Em Istambul, na Turquia, é impossível caminhar sem notar um hábito que já faz parte da identidade local: alguém repõe água na porta de uma padaria, outro deixa ração na entrada de um mercado e, se um gato decide dormir dentro de um café, ninguém ousa interferir.
O comportamento é tão comum que parece planejado, mas nasceu da convivência espontânea entre moradores e os mais de 250 mil gatos espalhados pela cidade.
Esses felinos não são vistos como animais abandonados, nem como pets tradicionais. Formam uma categoria própria: pertencem à comunidade.
“Os gatos de Istambul não são, de forma geral, nem pets nem de rua, mas uma forma híbrida entre os dois”, explica Marcel Heijnen, fotógrafo e autor do livro City Cats of Istanbul.
Uma história que atravessa séculos
A relação especial entre Istambul e seus gatos tem raízes antigas. No período do Império Otomano, os felinos cumpriam funções essenciais, como proteger estoques de alimento de pragas.
Com o passar dos anos, o vínculo deixou de ser apenas utilitário e ganhou elementos culturais, afetivos e até religiosos — influenciados por histórias populares, como o famoso relato do Profeta Muhammad e seu gato Muezza.
Hoje, essa relação se traduz em pequenos gestos diários. É possível encontrar casinhas de madeira construídas por moradores, tutores comunitários que custeiam consultas veterinárias e até açougueiros que separam um pedaço especial de carne para o gato frequentador do estabelecimento.

Quando a cidade inteira participa
Além da população, o governo também integra esse cuidado coletivo. Em alguns parques, há equipamentos automáticos que liberam ração e água.
Em diversos distritos, programas públicos de castração e atendimento básico ajudam a manter a saúde dos animais de rua.
A cultura felina também ocupa espaço nas artes. A 18ª Bienal de Istambul adotou “O Gato de Três Pernas” como tema central, transformando o animal em símbolo de resiliência e adaptação.
Em museus e galerias, histórias de felinos sobreviventes recebem tanta atenção quanto outras obras contemporâneas.
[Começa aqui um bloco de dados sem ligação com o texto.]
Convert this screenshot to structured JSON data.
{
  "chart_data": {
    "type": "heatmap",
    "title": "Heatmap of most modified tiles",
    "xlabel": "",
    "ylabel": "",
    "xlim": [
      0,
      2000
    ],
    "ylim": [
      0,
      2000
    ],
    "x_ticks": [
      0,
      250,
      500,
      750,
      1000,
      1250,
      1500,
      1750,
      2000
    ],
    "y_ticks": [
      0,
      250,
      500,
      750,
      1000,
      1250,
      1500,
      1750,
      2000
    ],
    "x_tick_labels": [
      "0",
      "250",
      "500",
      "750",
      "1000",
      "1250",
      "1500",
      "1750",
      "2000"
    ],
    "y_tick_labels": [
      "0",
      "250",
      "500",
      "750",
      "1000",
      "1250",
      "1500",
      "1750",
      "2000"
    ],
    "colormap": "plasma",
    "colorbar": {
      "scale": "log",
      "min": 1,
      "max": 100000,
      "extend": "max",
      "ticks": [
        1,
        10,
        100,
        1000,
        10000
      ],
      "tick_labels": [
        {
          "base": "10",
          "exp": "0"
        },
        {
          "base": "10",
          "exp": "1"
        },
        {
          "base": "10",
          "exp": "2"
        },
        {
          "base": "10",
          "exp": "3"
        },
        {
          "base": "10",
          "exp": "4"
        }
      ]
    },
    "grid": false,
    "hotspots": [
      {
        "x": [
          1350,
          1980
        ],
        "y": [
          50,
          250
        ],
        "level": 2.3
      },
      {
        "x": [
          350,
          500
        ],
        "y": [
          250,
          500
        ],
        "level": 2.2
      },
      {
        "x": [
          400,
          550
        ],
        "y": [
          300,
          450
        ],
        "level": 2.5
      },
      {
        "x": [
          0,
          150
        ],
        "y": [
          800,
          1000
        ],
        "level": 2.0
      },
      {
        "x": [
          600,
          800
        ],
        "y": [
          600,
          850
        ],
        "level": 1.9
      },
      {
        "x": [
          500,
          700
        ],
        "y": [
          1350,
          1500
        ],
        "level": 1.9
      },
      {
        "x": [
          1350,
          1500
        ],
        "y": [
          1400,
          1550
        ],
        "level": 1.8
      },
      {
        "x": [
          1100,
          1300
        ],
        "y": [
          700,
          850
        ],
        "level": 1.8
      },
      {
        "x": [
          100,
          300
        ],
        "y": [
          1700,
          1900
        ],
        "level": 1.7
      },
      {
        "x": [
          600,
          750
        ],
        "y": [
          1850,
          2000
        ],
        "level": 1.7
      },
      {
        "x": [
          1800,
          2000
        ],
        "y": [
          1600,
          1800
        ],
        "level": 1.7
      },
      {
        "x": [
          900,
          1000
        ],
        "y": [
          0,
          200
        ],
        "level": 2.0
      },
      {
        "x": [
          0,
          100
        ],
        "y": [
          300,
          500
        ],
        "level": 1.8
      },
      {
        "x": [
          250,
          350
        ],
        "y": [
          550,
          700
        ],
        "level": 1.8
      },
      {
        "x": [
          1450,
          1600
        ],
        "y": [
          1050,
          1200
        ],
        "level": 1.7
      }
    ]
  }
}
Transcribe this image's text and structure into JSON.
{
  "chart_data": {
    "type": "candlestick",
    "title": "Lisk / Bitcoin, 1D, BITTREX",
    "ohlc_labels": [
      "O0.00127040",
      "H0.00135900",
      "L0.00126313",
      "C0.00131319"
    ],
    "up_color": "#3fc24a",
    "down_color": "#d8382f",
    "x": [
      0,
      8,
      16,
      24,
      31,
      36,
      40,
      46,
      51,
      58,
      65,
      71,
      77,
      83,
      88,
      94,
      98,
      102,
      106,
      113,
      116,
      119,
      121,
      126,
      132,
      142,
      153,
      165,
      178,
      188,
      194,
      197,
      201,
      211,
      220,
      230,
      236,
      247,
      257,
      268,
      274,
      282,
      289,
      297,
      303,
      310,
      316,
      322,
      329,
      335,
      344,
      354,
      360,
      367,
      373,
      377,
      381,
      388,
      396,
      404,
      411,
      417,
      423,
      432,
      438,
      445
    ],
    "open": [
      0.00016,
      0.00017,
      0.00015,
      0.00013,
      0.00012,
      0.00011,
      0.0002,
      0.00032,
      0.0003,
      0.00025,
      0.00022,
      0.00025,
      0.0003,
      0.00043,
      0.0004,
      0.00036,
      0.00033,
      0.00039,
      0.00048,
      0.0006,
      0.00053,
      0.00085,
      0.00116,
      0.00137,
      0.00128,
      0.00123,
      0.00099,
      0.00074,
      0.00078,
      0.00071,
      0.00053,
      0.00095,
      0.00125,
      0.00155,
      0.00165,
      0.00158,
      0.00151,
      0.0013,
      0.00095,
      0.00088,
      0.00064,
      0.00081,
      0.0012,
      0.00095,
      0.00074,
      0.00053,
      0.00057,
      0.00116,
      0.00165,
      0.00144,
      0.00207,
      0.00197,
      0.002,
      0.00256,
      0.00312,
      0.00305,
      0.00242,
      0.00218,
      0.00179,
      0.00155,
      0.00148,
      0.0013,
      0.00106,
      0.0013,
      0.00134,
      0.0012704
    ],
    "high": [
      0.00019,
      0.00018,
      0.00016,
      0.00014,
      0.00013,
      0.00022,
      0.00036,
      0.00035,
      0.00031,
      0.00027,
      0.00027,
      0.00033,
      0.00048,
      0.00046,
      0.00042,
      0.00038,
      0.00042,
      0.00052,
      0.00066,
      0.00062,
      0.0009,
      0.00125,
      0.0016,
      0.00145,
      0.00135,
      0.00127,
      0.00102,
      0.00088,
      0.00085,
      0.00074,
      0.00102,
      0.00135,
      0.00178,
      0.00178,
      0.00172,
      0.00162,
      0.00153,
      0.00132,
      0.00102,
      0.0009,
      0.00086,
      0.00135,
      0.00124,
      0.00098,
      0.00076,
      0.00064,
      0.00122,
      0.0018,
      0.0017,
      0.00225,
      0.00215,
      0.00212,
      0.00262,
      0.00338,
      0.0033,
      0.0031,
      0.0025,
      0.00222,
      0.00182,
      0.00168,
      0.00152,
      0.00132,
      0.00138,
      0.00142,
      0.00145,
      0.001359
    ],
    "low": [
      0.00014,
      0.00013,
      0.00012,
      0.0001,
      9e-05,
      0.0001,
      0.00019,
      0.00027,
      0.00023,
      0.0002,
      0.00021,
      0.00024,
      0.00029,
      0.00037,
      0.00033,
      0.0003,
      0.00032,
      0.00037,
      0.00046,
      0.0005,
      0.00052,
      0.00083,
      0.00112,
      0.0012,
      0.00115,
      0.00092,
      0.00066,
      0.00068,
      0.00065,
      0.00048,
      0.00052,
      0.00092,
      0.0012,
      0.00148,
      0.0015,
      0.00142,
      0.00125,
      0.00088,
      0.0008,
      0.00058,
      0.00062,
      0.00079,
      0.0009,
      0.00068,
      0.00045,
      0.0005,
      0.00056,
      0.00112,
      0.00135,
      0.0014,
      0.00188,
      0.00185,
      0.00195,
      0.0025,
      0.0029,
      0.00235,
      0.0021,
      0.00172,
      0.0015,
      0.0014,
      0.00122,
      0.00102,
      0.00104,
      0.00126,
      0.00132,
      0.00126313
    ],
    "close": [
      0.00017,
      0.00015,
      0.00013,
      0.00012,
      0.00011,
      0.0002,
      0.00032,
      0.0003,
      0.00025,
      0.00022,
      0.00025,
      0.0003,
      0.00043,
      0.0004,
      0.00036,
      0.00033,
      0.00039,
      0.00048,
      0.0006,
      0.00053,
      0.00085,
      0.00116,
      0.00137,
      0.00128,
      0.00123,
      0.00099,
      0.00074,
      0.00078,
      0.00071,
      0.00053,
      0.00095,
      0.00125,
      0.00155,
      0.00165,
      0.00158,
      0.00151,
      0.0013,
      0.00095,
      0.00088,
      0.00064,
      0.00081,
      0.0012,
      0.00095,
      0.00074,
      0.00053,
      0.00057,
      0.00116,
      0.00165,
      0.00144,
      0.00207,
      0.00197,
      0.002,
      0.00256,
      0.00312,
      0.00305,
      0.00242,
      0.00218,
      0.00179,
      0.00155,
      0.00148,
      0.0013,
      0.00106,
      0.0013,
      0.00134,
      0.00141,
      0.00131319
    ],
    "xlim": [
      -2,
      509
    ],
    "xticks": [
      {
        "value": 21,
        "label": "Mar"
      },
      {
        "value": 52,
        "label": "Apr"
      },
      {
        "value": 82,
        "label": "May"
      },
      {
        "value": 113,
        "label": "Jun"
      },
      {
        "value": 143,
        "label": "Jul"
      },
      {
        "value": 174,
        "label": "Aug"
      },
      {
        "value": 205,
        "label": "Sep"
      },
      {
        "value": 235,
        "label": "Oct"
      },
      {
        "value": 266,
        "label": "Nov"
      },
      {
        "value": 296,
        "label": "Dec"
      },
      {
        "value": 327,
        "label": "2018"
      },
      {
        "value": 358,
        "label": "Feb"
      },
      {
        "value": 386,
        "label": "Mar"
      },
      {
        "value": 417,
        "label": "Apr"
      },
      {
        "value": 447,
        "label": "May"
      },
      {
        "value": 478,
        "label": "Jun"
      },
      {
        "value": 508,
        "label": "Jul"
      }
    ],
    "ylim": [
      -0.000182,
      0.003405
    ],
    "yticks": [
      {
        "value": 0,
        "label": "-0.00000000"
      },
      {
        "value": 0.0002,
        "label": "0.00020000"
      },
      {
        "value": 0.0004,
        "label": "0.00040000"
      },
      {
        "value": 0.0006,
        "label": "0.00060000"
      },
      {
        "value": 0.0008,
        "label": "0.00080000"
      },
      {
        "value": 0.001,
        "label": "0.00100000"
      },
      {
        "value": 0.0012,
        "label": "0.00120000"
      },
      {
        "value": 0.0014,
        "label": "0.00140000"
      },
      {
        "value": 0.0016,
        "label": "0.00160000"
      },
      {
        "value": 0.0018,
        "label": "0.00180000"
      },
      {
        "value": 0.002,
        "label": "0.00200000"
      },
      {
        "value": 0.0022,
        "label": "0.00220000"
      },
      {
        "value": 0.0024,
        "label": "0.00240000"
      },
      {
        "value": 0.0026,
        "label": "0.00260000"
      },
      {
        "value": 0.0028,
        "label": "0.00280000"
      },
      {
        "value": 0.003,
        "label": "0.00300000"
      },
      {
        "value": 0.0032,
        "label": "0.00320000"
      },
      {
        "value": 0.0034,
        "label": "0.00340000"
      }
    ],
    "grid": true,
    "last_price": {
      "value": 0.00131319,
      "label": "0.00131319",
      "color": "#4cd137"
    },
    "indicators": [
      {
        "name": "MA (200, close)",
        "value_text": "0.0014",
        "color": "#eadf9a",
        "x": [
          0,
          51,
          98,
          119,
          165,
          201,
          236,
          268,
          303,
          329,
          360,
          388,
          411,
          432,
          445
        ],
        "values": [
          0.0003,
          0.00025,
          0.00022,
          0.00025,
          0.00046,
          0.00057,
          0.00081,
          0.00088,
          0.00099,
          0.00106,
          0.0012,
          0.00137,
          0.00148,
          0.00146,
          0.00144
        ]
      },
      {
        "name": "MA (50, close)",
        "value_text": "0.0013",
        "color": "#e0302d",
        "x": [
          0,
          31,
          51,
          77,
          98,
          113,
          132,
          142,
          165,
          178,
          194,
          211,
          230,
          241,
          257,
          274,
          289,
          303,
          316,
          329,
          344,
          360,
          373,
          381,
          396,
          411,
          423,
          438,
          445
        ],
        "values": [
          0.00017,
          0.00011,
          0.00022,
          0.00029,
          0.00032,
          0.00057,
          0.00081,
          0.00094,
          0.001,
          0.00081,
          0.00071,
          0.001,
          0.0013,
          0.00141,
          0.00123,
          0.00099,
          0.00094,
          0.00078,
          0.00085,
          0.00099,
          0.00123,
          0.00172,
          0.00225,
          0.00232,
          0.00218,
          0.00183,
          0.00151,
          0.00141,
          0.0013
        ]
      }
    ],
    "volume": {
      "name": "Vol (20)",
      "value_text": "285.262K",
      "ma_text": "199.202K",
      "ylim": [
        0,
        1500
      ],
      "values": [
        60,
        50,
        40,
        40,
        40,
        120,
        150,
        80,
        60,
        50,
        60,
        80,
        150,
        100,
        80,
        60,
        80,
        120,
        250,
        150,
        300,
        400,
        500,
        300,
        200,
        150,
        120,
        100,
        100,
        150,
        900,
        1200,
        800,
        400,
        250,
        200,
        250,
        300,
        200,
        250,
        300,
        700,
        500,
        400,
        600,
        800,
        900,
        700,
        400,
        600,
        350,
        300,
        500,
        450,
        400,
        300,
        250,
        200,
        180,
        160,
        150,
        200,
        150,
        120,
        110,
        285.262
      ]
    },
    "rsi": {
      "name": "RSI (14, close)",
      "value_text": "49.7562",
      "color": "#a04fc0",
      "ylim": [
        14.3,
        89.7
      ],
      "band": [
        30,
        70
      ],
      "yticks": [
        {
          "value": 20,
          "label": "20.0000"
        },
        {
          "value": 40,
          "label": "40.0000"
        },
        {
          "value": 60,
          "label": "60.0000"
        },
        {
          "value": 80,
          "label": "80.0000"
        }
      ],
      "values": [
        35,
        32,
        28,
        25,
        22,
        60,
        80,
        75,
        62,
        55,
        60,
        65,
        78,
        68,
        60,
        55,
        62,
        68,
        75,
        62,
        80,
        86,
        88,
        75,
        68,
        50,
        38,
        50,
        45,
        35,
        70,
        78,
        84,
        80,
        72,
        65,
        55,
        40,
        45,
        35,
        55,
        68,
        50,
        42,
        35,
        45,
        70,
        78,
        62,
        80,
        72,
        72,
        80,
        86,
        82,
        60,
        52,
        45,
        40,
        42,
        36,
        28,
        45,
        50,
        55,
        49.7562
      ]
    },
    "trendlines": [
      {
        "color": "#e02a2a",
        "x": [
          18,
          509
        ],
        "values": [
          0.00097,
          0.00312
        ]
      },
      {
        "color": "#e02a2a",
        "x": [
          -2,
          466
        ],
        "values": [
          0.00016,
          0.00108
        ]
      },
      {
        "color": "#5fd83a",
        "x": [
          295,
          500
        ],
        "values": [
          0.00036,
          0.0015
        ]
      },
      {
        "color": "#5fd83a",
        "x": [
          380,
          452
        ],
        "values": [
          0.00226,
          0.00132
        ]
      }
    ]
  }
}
O lifestyle felino de Istambul
Apesar da rotina movimentada, com barcos cruzando o Bósforo, mercados cheios e o aroma de especiarias nas vielas, os gatos vivem em um ritmo próprio.
Passeiam com calma sobre muralhas bizantinas, atravessam trilhos de bondes sem pressa e se esticam tranquilamente em livrarias.
A interação com visitantes também é parte do charme local. Turistas frequentemente são “adotados” por um gato durante o passeio e voltam para casa com fotos e lembranças inesperadas.
No fim, enquanto a cidade se divide entre buzinas, multidões e travessias, os gatos lembram que existe um jeito mais sereno de viver em meio ao caos.
Para muitos habitantes e viajantes, Istambul só se revela por completo quando observada com o mesmo olhar tranquilo, e a mesma calma, de seus moradores mais emblemáticos.

Fonte: Metrópoles, adaptado por Cães & Gatos
FAQ sobre gatos em Istambul
Por que Istambul tem tantos gatos vivendo livremente pela cidade?
A tradição vem do período otomano, quando os felinos ajudavam a proteger alimentos de pragas, criando uma relação de convivência que evoluiu para cuidado comunitário.
Como os moradores e o governo contribuem para o bem-estar dos gatos?
Moradores oferecem comida, abrigo e até atendimento veterinário; o governo mantém programas de castração e instala alimentadores automáticos em parques.
Por que os gatos se tornaram parte da cultura e da arte local?
O vínculo afetivo se consolidou ao longo dos séculos e passou a inspirar obras, exposições e eventos, como a Bienal de Istambul, que usou um gato como símbolo de resiliência.